Union members participating in the nationwide walkout have held near-daily marches, often blocking busy roads in the capital Bogota to demand more funding for school maintenance, supplies, student meals and salaries.
The government of President Juan Manuel Santos says it is focused on combating inequality and improving education that now a peace deal with the Revolutionary Armed Forces of Colombia (FARC), an end of more than 52 years of war, is under way.
But educators say improvements are nowhere to be seen and their salaries, some as low as 1.8 million pesos per month (about $610), are not adequate compensation for work that requires extensive and expensive higher education.
“The president said the money that went to the war would go to education but now there’s no FARC, no guns and we don’t see the funds,” said high school teacher Jose Escobar, 36, one of thousands gathered in Bogota’s main square.
Places at his school, Colegio German Arciniegas in Bogota’s poor Bosa neighborhood, are in such high demand that it has been impossible to implement the government’s goal of full-day classes, Escobar said. Instead, 4,800 students in grades nine through 11 attend half-day, or six hours.

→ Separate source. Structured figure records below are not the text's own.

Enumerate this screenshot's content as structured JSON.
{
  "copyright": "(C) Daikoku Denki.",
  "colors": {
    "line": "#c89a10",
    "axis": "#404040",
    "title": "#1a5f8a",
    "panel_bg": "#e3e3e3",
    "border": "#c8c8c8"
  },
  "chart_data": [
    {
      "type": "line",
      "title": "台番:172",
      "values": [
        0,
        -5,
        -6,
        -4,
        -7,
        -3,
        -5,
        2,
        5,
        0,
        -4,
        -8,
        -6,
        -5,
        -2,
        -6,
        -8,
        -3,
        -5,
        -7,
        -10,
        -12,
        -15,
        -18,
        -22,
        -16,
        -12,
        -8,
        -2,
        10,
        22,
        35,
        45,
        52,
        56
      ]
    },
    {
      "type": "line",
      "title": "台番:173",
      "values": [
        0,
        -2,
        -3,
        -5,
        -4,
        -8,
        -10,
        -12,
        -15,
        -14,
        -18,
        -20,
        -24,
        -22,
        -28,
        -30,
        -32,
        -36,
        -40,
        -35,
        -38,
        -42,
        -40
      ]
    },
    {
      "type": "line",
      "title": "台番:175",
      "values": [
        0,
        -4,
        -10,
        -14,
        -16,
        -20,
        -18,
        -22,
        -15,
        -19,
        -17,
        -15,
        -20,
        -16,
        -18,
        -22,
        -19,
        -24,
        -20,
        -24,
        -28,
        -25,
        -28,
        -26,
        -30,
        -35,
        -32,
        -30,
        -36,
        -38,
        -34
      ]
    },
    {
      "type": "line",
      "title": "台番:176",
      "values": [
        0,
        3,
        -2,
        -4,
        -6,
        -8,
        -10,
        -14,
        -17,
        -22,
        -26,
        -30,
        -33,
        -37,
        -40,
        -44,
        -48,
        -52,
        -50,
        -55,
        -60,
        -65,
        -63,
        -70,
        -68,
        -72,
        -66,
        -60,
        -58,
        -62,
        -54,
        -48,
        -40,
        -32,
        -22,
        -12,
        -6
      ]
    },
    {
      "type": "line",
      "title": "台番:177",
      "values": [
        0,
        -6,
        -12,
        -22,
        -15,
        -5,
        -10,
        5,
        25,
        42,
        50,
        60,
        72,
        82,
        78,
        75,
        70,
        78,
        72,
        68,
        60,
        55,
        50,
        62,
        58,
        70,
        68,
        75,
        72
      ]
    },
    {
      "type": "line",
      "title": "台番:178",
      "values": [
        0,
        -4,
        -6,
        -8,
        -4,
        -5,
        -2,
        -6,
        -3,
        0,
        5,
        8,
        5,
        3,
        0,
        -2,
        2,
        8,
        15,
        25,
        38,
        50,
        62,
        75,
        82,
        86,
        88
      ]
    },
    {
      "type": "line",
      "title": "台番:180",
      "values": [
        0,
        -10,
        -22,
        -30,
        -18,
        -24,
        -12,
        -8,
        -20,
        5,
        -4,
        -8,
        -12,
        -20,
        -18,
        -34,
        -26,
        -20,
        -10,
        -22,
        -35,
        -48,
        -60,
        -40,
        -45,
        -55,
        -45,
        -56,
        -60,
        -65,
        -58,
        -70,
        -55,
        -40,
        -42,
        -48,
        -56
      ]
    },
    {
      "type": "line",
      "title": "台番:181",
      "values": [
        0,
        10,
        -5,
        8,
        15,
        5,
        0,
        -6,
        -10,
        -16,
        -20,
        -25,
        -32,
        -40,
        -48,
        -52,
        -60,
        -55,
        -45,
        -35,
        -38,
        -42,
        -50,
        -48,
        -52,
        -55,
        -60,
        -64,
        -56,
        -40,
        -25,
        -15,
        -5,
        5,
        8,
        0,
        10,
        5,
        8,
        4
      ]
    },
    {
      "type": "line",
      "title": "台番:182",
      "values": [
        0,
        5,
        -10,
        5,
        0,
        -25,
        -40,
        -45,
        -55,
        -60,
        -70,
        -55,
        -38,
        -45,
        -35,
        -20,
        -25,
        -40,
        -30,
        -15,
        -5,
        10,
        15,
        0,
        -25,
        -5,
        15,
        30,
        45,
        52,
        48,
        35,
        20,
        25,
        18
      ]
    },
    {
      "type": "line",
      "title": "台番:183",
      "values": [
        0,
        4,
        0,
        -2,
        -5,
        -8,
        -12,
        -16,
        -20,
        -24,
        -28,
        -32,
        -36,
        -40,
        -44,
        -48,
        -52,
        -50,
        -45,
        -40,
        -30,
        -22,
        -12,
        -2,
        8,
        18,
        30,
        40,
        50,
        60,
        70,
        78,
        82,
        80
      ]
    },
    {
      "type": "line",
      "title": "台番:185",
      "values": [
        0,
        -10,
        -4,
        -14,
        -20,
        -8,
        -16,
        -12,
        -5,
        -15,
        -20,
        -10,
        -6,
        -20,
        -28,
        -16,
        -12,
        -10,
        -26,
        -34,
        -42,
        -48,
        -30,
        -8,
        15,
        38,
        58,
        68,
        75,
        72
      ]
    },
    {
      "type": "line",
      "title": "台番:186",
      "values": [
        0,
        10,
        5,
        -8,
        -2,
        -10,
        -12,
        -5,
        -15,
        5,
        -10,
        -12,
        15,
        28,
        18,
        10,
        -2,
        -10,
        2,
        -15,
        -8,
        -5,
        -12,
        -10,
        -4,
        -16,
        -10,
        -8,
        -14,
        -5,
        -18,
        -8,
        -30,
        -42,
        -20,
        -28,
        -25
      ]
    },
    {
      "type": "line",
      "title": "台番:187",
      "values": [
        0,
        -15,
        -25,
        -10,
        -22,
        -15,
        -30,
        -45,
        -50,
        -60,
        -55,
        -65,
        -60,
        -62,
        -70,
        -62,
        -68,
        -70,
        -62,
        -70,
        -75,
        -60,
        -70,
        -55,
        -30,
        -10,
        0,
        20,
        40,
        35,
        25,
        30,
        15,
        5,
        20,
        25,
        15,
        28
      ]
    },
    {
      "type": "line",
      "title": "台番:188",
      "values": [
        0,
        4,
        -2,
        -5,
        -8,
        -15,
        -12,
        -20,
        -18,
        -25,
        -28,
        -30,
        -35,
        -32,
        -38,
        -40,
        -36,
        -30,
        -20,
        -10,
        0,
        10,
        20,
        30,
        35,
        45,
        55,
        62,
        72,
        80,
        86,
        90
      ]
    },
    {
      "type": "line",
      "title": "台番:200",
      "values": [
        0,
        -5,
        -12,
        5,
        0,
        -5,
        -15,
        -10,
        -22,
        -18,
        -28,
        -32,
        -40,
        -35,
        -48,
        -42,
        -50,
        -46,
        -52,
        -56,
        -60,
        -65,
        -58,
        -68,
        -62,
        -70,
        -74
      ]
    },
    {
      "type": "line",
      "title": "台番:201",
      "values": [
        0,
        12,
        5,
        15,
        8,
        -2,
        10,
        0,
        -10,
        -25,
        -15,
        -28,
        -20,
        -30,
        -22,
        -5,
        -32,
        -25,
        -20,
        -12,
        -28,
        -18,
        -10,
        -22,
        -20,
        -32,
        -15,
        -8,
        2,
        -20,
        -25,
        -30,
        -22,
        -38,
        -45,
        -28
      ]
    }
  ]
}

Leaders of the powerful Colombian Federation of Education Workers (Fecode) union, which represents more than 350,000 teachers, were meeting with Finance Minister Mauricio Cardenas on Friday but protesters said they were willing to continue indefinitely.
“If the government truly is working for peace, they need to start here,” said Adriana Tunjo, a fifth-grade teacher in southern Bogota. “Parents know we’re fighting for them and their kids.”
Up the block, a group of teachers carrying mock shields and giant pencils marched to the sound of horns and drums.
Other protesters said despite challenges, which included problems with electricity and sporadic provision of meals, urban educators were better off than teachers in rural areas where state presence can be close to non-existent.
“You can’t even call them schools!” said Javier Quironez, 41, wearing a Fecode union baseball cap.
Santos, who has made recent deals to halt protests in the port city Buenaventura and a strike by public workers, has urged teachers to return to classrooms and said funds are limited.